Mit einer gigantischen Forderung treten die Panzeroffiziere auf den Plan. Wir zeigen, was das in Zahlen für einzelne Panzer heissen würde. Und wer 72 statt 36 neue Kampfjets für «angemessen» hält.

100 Milliarden Franken für die Landesverteidigung: Mit dieser Forderung hat die Offiziersgesellschaft Panzer (OG Panzer) die Gemüter von Sicherheitspolitikerinnen und Sicherheitspolitikern bewegt.
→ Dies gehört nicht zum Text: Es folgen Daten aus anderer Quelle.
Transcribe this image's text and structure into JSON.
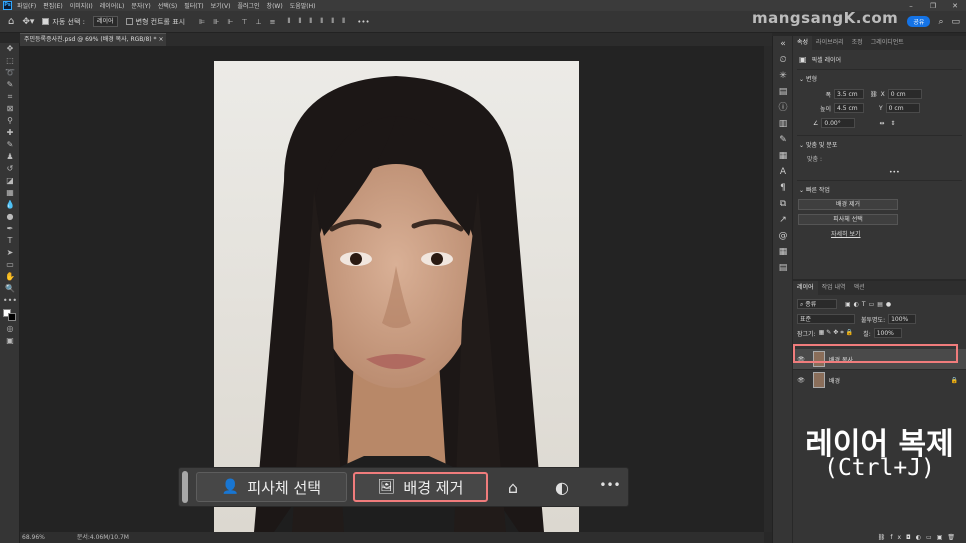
{
  "menubar": {
    "items": [
      "파일(F)",
      "편집(E)",
      "이미지(I)",
      "레이어(L)",
      "문자(Y)",
      "선택(S)",
      "필터(T)",
      "보기(V)",
      "플러그인",
      "창(W)",
      "도움말(H)"
    ]
  },
  "options": {
    "auto_select_label": "자동 선택 :",
    "auto_select_value": "레이어",
    "transform_label": "변형 컨트롤 표시",
    "share_label": "공유"
  },
  "watermark": "mangsangK.com",
  "document": {
    "tab_title": "주민등록증사진.psd @ 69% (배경 복사, RGB/8) *"
  },
  "status": {
    "zoom": "68.96%",
    "doc_info": "문서:4.06M/10.7M"
  },
  "taskbar": {
    "select_subject": "피사체 선택",
    "remove_background": "배경 제거",
    "more": "•••"
  },
  "properties": {
    "tabs": [
      "속성",
      "라이브러리",
      "조정",
      "그레이디언트"
    ],
    "layer_type": "픽셀 레이어",
    "transform_heading": "변형",
    "width_label": "폭",
    "width_value": "3.5 cm",
    "x_label": "X",
    "x_value": "0 cm",
    "height_label": "높이",
    "height_value": "4.5 cm",
    "y_label": "Y",
    "y_value": "0 cm",
    "angle_value": "0.00°",
    "align_heading": "맞춤 및 분포",
    "align_label": "맞춤 :",
    "quick_heading": "빠른 작업",
    "quick_btn1": "배경 제거",
    "quick_btn2": "피사체 선택",
    "quick_link": "자세히 보기"
  },
  "layers": {
    "tabs": [
      "레이어",
      "작업 내역",
      "액션"
    ],
    "kind_label": "종류",
    "blend_mode": "표준",
    "opacity_label": "불투명도:",
    "opacity_value": "100%",
    "lock_label": "잠그기:",
    "fill_label": "칠:",
    "fill_value": "100%",
    "rows": [
      {
        "name": "배경 복사"
      },
      {
        "name": "배경"
      }
    ]
  },
  "overlay": {
    "title": "레이어 복제",
    "subtitle": "(Ctrl+J)"
  }
}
Die Offiziere fordern nicht nur mehr Geld, sondern auch eine grundlegend neue Ausrichtung der Armee – weg von der «Minimalvariante», hin zu einer ernst zu nehmenden Verteidigungsfähigkeit.

Wie gross die Differenz zwischen Anspruch und Wirklichkeit ist, zeigt eine Gegenüberstellung der Zahlen: Während das Verteidigungsdepartement (VBS) ab 2030 mit einem Bestand von 80 Kampfpanzern, 154 Schützenpanzern sowie 32 Panzerhaubitzen und 48 Mörsern rechnet, fordert die OG Panzer ein Vielfaches davon – nämlich 330 Kampfpanzer, 550 Schützenpanzer sowie 188 Haubitzen und 125 Mörser. Viele Panzer haben inzwischen ihre maximale Einsatzdauer erreicht. Die grosse Diskrepanz wirft die Frage auf, wie realistisch solche Forderungen sind – politisch, finanziell und militärisch.